As with all new technologies though, other possible real life applications seem darker. Although Poh is currently developing the Mirror for medical uses, it’s hard to imagine the technology staying in the box, so to speak. If all it takes is an algorithm to turn a cell phone into a medical scanner, albeit a primitive one, what is in the way of this algorithm being added quietly to all devices via standard updates? If a Doctor can access your vital signs from as little as a built-in webcam who else might want this information?
While the answer to the first question might be a difficult web of consumer-protection issues, the latter question is easy to answer.
Advertisers, marketers and corporations have already spent a fortune in the field of figuring out what we feel before we do, and the tide seems far from abating.
As the recent acquisition of NeuroFocus (a company devoted to turning neurological research into useable market data) by Nielsen (of Nielsen Ratings) shows us, advertising and market analysts are taking serious Science’s promise of conquest through measure and number.
NeuroFocus grew out of a frustration by advertisers in their inability to predict what consumers wanted. And they take this quest very seriously. Just a few months ago NeuroFocus announced it had developed the worlds first wireless EEG headset, and it runs on bluetooth.
Looking a bit like something out of the movie Strange Days, the device can capture brain activity 2,000 times per second and relay that information via that bluetooth connection to your smartphone, tablet or home computer. The device has many uses, one being a hands free ‘mouse’ controlled in one incredible TED Conference video, by mere thought.
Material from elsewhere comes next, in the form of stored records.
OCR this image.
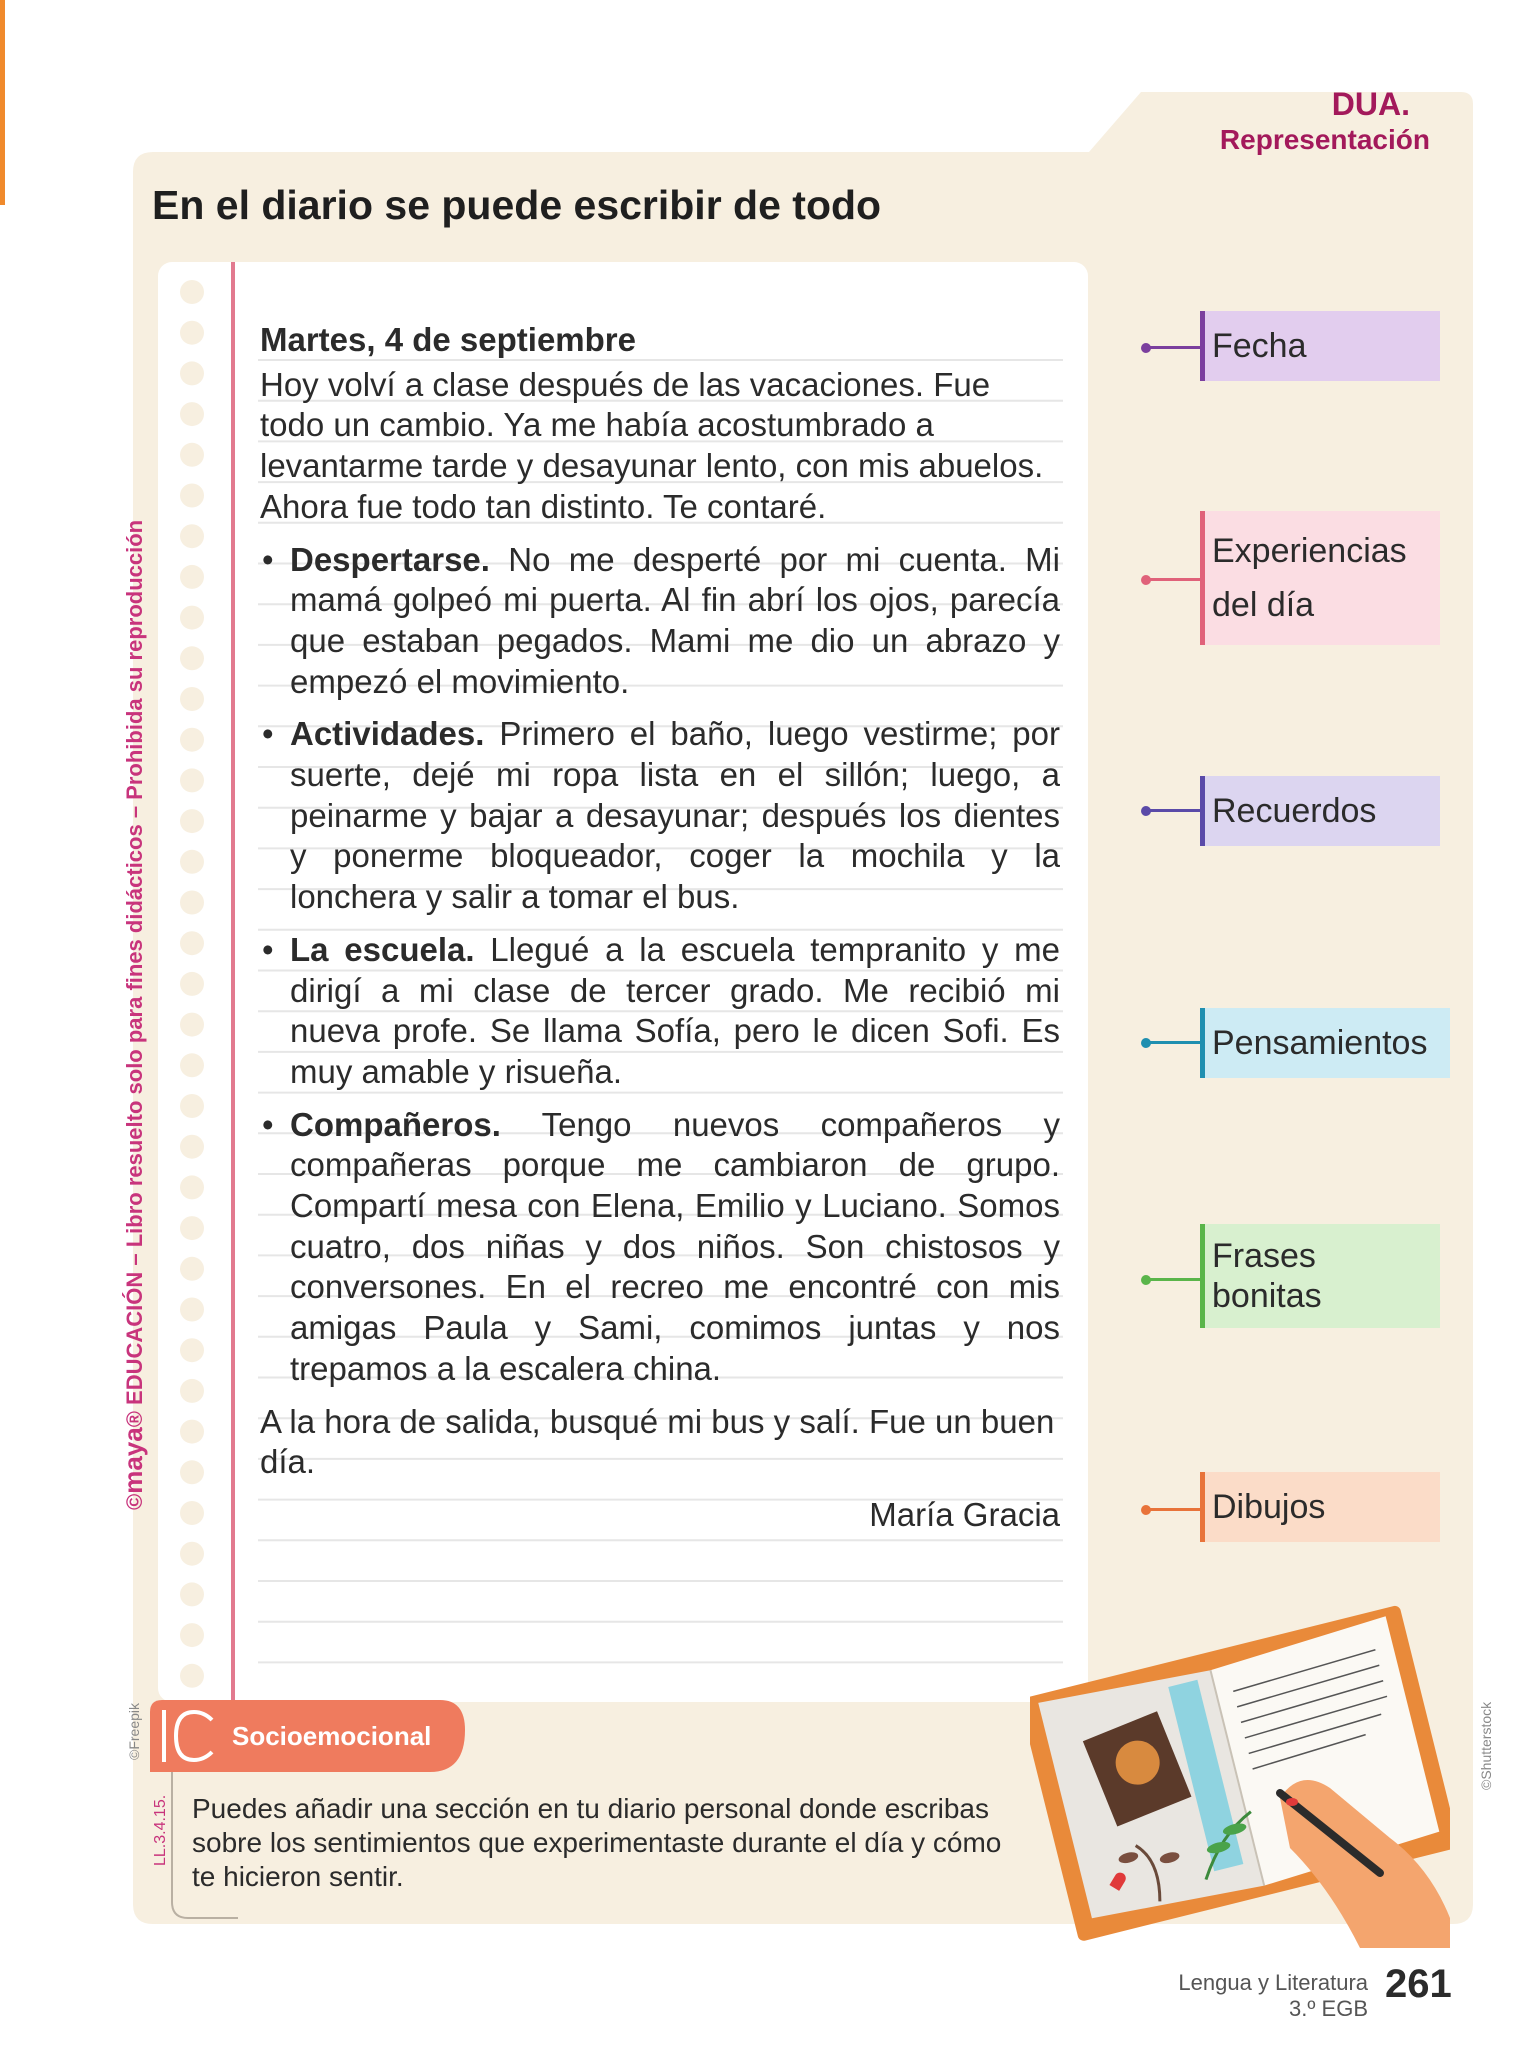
DUA.
Representación
En el diario se puede escribir de todo
©maya® EDUCACIÓN – Libro resuelto solo para fines didácticos – Prohibida su reproducción
©Freepik	©Shutterstock
Martes, 4 de septiembre

Hoy volví a clase después de las vacaciones. Fue todo un cambio. Ya me había acostumbrado a levantarme tarde y desayunar lento, con mis abuelos. Ahora fue todo tan distinto. Te contaré.

• Despertarse. No me desperté por mi cuenta. Mi mamá golpeó mi puerta. Al fin abrí los ojos, parecía que estaban pegados. Mami me dio un abrazo y empezó el movimiento.
• Actividades. Primero el baño, luego vestirme; por suerte, dejé mi ropa lista en el sillón; luego, a peinarme y bajar a desayunar; después los dientes y ponerme bloqueador, coger la mochila y la lonchera y salir a tomar el bus.
• La escuela. Llegué a la escuela tempranito y me dirigí a mi clase de tercer grado. Me recibió mi nueva profe. Se llama Sofía, pero le dicen Sofi. Es muy amable y risueña.
• Compañeros. Tengo nuevos compañeros y compañeras porque me cambiaron de grupo. Compartí mesa con Elena, Emilio y Luciano. Somos cuatro, dos niñas y dos niños. Son chistosos y conversones. En el recreo me encontré con mis amigas Paula y Sami, comimos juntas y nos trepamos a la escalera china.

A la hora de salida, busqué mi bus y salí. Fue un buen día.

María Gracia

Fecha
Experiencias del día
Recuerdos
Pensamientos
Frases bonitas
Dibujos
Socioemocional
LL.3.4.15. Puedes añadir una sección en tu diario personal donde escribas sobre los sentimientos que experimentaste durante el día y cómo te hicieron sentir.
Lengua y Literatura
3.º EGB
261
Another is watching the brain for ‘happy’ or ‘sad’ readings as you scan your digital paper or watch a commercial to then relay that information to marketers and analytics teams to offer realtime insight for advertisers.

“NeuroFocus leverages ground-breaking neuroscience and expertise to measure consumer attention, engagement and memory retention through brainwave, eye-tracking and skin conductance measurements.” The company stated in a recent press release.
With so much hardware already in place, touchscreen phones can register the force of our taps and built-in cameras are in just about everything digital these days, how long will it really be before your computer can tell when you’ve had a long day and need some soothing music or maybe suggest a new restaurant based on your subconscious reaction to a commercial you recently saw for italian food?
We Like the Moon
‘Cause it is close to us. (Be careful not to have your speakers up too loud when you click that!)
All silliness and Spongmonkeys aside, we also like the moon because there is going to be a spectacular total lunar eclipse on the morning of Tuesday, December 21st! In the Eastern Standard Time zone it is all going to start around 1:30 am, be totally eclipsed at 3:17 am, and finish up at 5:01 am.
An eclipse like this doesn’t happen all that often, the last one was on February 21, 2008, and those of us in North America and parts of western Europe are in the absolute perfect area for viewing. So if you can drag yourself out of bed, it should be a spectacular sight!